“Allkütun kangechi”: an INET-md project promoting expanded listening, sound creation and community participation in Chile”
Ana Luísa Veloso, a researcher at INET-md, and Henrique Fernandes, a musician and sound artist from Sonoscopia, developed the project “Allkütun kangechi” in Valparaíso, Chile, funded by the 2025 edition of the Ibermúsicas programme. The project was carried out during an artistic, educational and research residency at the Tsonami Arte Sonoro association between 6 April and 6 May 2026.
“Allkütun kangechi” combines two words in “Mapudungun”, the language of the Mapuche people, associated with the idea of “listening differently”. Building on this concept, the project proposed an artistic and educational experience centred on expanded listening, collective sound creation, and the relationship with the local area, on a journey that invited children, adults, teachers, students, and artists to listen from different perspectives: objects, trees, shells, leaves, and other elements of the natural and urban landscape.

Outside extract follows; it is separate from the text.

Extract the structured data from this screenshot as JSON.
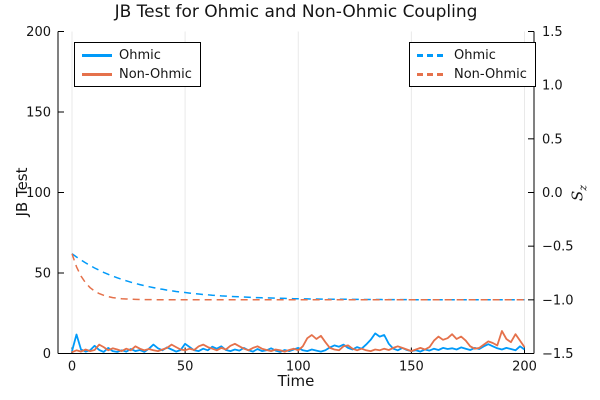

With this aim, a range of listening devices were developed throughout the project, including microphones prepared with seashells, thistles, glass bells, and other materials. These functioned as acoustic filters, inviting participants to engage in a material and imaginative mode of listening through these elements.



In Valparaíso, the project took place across a range of educational, community, and artistic contexts. At “Parque Escuela”, regular workshops were held with the community, involving children, adults, and artists in processes of listening, exploration, experimentation, and sound creation. The residency also included a meeting with teachers, two workshops in schools — at the “Escuela República del Uruguay” and the “Colegio Brasília” — as well as the recording of a programme for Radio Tsonami. The project also extended to “Ciudad Abierta”, where a workshop was held with students from the School of Architecture and Design at the Pontifical Catholic University of Valparaíso, focusing on listening as a means of engaging with space, materials, the body, and place.
The performative dimension took shape over the course of the residency through the creation of a ‘Chimera’ – a hybrid body emerging from an intertwining of the human, the non-human and technology – which encapsulated some of the project’s central ideas: the expanded, displaced and reluctant listening to the ‘intermediate space’ that emerges from the interaction between the various elements (human and non-human) that inhabit a place.



The residency culminated on 30 April in a public performance at Parque Escuela, featuring those who had taken part in the workshops, artists from the Tsonami association, and other local artists. The public could watch the performance live, but could also listen to it via Rádio Tsonami, with access to the final mix or, via a QR code, to different listening points: the microphones with thistles, the microphones with conch shells, the microphones with glass bells, and the ‘Quimera’ listening experience.
Allkütun kangechi provided a space for meeting, exchange, and research, enabling participants to explore in greater depth the lines of research currently being developed at INET-md/University of Aveiro and at Sonoscopia, focusing on sound-centred music education, expanded listening, collaborative creation, and artistic practices with children and communities, whilst also strengthening collaborative networks between Portugal and Chile.